Der Wirkstoff Methylphenidat greift in den Dopaminstoffwechsel des Gehirns ein und blockiert die Transporteiweiße, wodurch der bestehende Dopaminmangel behoben und damit die Reizweiterleitung normalisiert wird. Somit kann die Gehirnfunktion während der Wirkdauer des Medikamentes (Wirkungseintritt nach etwa 20 Minuten, Wirkdauer etwa 2 bis 4 Stunden) normalisiert werden. Methylphenidat ist als Ritalin, Medikinet und Equasym in unterschiedlichen Wirkstärken erhältlich sowie als Retardtablette (Concerta), die aufgrund einer verzögerten Wirkstofffreigabe nur einmal täglich morgens genommen werden muss. Die Behandlung von Kindern unter sechs Jahren mit Ritalin wird nicht empfohlen, da hier keine Studien zu Wirksamkeit und Nebenwirkungen vorliegen. Mangels anderer medikamentöser Alternativen kann es bei schweren Formen einer ADHS nach Versagen anderer Behandlungsmethoden im Rahmen eines „individuellen Heilversuches“ auch Kindern unter sechs Jahren verschrieben werden.
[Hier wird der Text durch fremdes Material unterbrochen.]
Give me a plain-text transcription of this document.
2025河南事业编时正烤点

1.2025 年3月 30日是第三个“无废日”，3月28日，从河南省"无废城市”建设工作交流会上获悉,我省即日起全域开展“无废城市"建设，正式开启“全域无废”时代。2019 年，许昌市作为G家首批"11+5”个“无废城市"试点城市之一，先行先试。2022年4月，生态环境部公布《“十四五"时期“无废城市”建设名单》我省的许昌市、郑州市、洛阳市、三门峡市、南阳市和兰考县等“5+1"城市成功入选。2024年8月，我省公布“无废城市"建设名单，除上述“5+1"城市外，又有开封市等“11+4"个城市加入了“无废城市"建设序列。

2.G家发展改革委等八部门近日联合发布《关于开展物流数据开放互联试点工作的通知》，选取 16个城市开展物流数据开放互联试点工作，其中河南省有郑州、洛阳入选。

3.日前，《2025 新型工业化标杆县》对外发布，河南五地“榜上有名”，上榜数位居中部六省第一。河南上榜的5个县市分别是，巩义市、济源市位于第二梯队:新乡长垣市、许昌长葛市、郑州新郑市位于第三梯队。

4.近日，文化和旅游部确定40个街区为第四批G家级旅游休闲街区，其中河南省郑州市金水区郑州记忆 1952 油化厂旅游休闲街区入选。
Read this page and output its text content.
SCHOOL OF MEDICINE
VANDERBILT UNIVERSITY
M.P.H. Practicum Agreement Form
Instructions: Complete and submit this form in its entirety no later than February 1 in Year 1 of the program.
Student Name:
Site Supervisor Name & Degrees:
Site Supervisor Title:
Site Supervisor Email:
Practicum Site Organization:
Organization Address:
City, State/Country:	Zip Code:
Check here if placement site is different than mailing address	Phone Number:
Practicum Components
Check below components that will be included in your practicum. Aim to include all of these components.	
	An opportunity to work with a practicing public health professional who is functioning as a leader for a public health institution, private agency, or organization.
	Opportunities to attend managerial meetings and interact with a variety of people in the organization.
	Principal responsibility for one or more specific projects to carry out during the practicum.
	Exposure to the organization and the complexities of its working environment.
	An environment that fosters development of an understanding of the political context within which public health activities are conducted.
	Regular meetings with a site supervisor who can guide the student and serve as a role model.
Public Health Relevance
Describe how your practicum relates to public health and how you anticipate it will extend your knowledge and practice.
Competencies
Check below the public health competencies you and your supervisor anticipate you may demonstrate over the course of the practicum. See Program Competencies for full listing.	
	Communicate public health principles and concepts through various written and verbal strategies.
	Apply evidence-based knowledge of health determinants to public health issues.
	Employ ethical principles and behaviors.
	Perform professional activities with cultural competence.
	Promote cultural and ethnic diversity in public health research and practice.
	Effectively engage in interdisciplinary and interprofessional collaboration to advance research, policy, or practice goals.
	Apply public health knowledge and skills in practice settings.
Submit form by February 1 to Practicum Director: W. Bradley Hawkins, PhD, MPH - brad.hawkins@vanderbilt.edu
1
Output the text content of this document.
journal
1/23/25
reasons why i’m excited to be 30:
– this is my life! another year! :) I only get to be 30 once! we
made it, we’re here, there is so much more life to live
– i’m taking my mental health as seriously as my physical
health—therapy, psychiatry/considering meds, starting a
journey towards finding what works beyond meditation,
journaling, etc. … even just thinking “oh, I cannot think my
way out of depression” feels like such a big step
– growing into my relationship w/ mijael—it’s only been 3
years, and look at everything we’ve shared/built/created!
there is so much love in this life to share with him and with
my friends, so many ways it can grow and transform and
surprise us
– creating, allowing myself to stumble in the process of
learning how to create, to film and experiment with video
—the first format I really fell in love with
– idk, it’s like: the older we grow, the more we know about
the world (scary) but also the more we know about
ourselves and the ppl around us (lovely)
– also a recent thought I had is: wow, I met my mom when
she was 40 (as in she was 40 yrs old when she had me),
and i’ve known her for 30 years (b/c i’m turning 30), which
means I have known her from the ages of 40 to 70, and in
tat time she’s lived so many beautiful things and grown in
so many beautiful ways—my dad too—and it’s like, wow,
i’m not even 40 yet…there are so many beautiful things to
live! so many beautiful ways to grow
Seit März 2005 ist der in den USA bereits seit längerem zugelassene Wirkstoff Atomoxetin (Strattera) auch in Deutschland verfügbar. Dabei handelt es sich erstmals um ein Medikament, das kein Aufputschmittel ist. Die Wirksamkeit dürfte nach den bisher vorliegenden Studien in etwa der von Methylpheniat bzw. Ritalin entsprechen.